The latter was not a reflection on Deborah — “my gorgeous wife,” as he was wont to say — but a reference to Joseph Conrad, whose wife had to lock him in his room to get him to write.
It was the sort of offbeat stuff Jeremy had in his unruly head. He could come up with an erudite quote the way the rest of us come up with overworked expletives and inanities.
Much of what has been written about Jeremy since his death has referred to his mentoring of younger journalists, his rapport with the Zumas and Eugene de Kocks of the world and the seminal roles he played at the Daily Sun, Independent Newspapers and the Wits Justice Project.
I was not in SA during that period of his illustrious career and could only experience it vicariously, through what he wrote and told me.
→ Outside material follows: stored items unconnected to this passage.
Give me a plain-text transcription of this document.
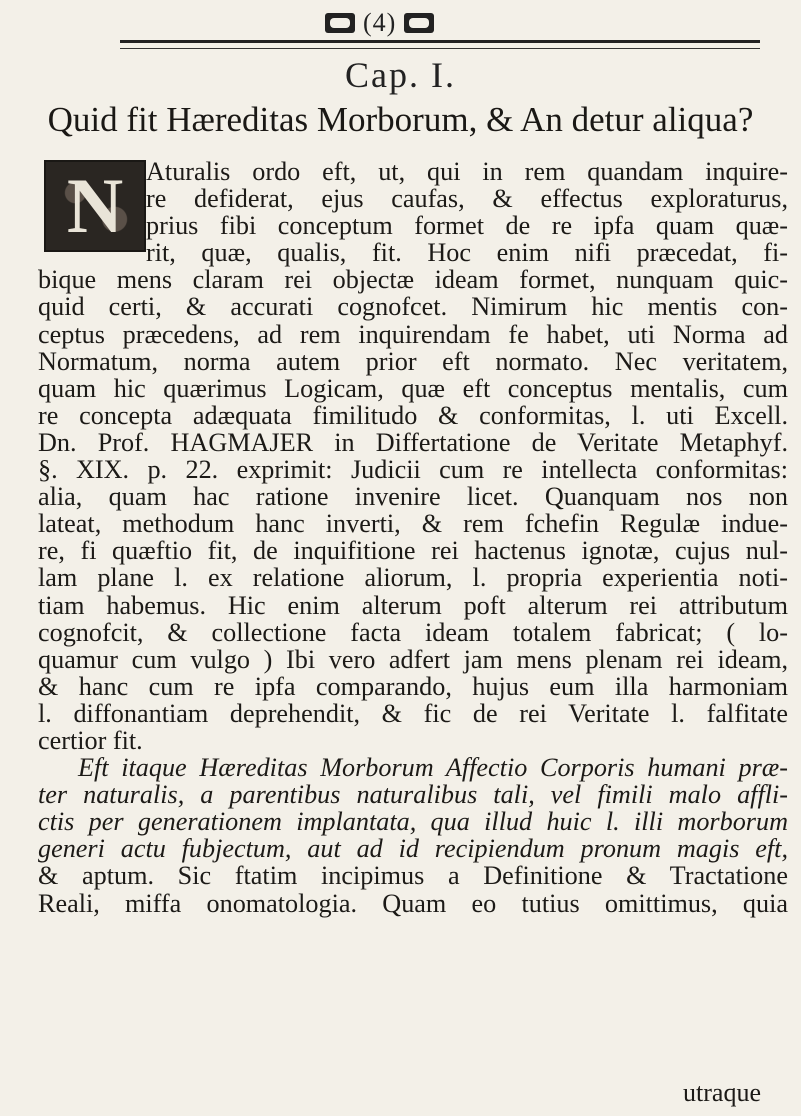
(4)
Cap. I.
Quid fit Hæreditas Morborum, & An detur aliqua?
N Aturalis ordo eft, ut, qui in rem quandam inquire-
re defiderat, ejus caufas, & effectus exploraturus,
prius fibi conceptum formet de re ipfa quam quæ-
rit, quæ, qualis, fit. Hoc enim nifi præcedat, fi-
bique mens claram rei objectæ ideam formet, nunquam quic-
quid certi, & accurati cognofcet. Nimirum hic mentis con-
ceptus præcedens, ad rem inquirendam fe habet, uti Norma ad
Normatum, norma autem prior eft normato. Nec veritatem,
quam hic quærimus Logicam, quæ eft conceptus mentalis, cum
re concepta adæquata fimilitudo & conformitas, l. uti Excell.
Dn. Prof. HAGMAJER in Differtatione de Veritate Metaphyf.
§. XIX. p. 22. exprimit: Judicii cum re intellecta conformitas:
alia, quam hac ratione invenire licet. Quanquam nos non
lateat, methodum hanc inverti, & rem fchefin Regulæ indue-
re, fi quæftio fit, de inquifitione rei hactenus ignotæ, cujus nul-
lam plane l. ex relatione aliorum, l. propria experientia noti-
tiam habemus. Hic enim alterum poft alterum rei attributum
cognofcit, & collectione facta ideam totalem fabricat; ( lo-
quamur cum vulgo ) Ibi vero adfert jam mens plenam rei ideam,
& hanc cum re ipfa comparando, hujus eum illa harmoniam
l. diffonantiam deprehendit, & fic de rei Veritate l. falfitate
certior fit.
Eft itaque Hæreditas Morborum Affectio Corporis humani præ-
ter naturalis, a parentibus naturalibus tali, vel fimili malo affli-
ctis per generationem implantata, qua illud huic l. illi morborum
generi actu fubjectum, aut ad id recipiendum pronum magis eft,
& aptum. Sic ftatim incipimus a Definitione & Tractatione
Reali, miffa onomatologia. Quam eo tutius omittimus, quia
utraque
“For the people on the floor, he was an oasis in a desert,” wrote Vincent Pienaar, a former colleague at the Daily Sun. “He injected passion, urgency, and a desire to be contributors to a great newspaper — emotions we had not felt for a long time.”
It was the same driving, fervid Jeremy I hung out with when we were 14, skipping school to spend our time in Exclusive Books, urgently swapping our early poetry (his was often breathtaking; mine invariably inexecrable) and, a little later, groping our way through early sexual experiences — a preoccupation that we never tired of, though it was all talk and no action in our latter decades.
We spent the seventies together in Jerusalem, ostensibly studying at the Hebrew University but actually majoring in off-campus sex, drugs & rock ’n roll. Neither of us came out of the experience with a BA, but I think we did the counterculture proud.
One anecdote from that period was when Jeremy and a young lady of our mutual acquaintance hitchhiked from Jerusalem to a kibbutz in the north of the country with romantic intent. It was in the waning days of what came to be known as the Yom Kippur War.
Somewhere along the way, Jeremy ditched the young lady in favour of another with, he figured, greater coital potential. She, in turn, ditched him shortly after. Now hitching alone with a bruised ego, he was picked up by an American in a rental car who was doing his own tour of the north.
The American was Leonard Cohen, who had just done a concert for Israeli troops in the Sinai. The two of them spent the day driving around together and getting along famously, though I’m not aware of Cohen having ever written about Jeremy taking him down to a place by the river.
Jeremy, it must be said, had a Lithuanian temper — believing themselves to be the true repository of God’s beneficence, Lithuanian Jews get very angry when confronted by impostors — and various other endearing quirks.
When he and I shared a house in Jerusalem’s Mea Shearim quarter with two other guys, we allocated separate spaces in the fridge for each of us. At least once a week, Jeremy would come rampaging through the house, red-faced and demanding to know who had stolen his tomatoes.
I never stole his tomatoes again, though I once stole his girlfriend — with even more ferocious results.
Since Jeremy’s death, I have received emails, messages and phone calls from the West Coast of the US, the East Coast, London, Mexico, Sweden, Jerusalem and, of course, various parts of SA. Jeremy left a deep impression on people, even those who hadn’t seen him in decades.
He had an abundant personality, a dry-as-ice sense of humour and a febrile intellect that engaged people of all types and in many places. Some got pissed off by him — he was prickly and didn’t take prisoners — but no-one ever forgot him.
An unpublished poem by Jeremy from 2020 ends thus:
Don’t worry, old friend, I said; this is the new SA.
If the taxi drivers don’t get them in Bree Street,
The homeboys will, long, long before
they make it to this building.
The poem was dedicated to Peter Wilhelm, a mutual friend from the days all three of us worked on the Financial Mail. As things turned out, Peter died last year after a long illness and it was Jeremy the homeboys got.
I doubt they had any idea at all of the exceptional life they were taking.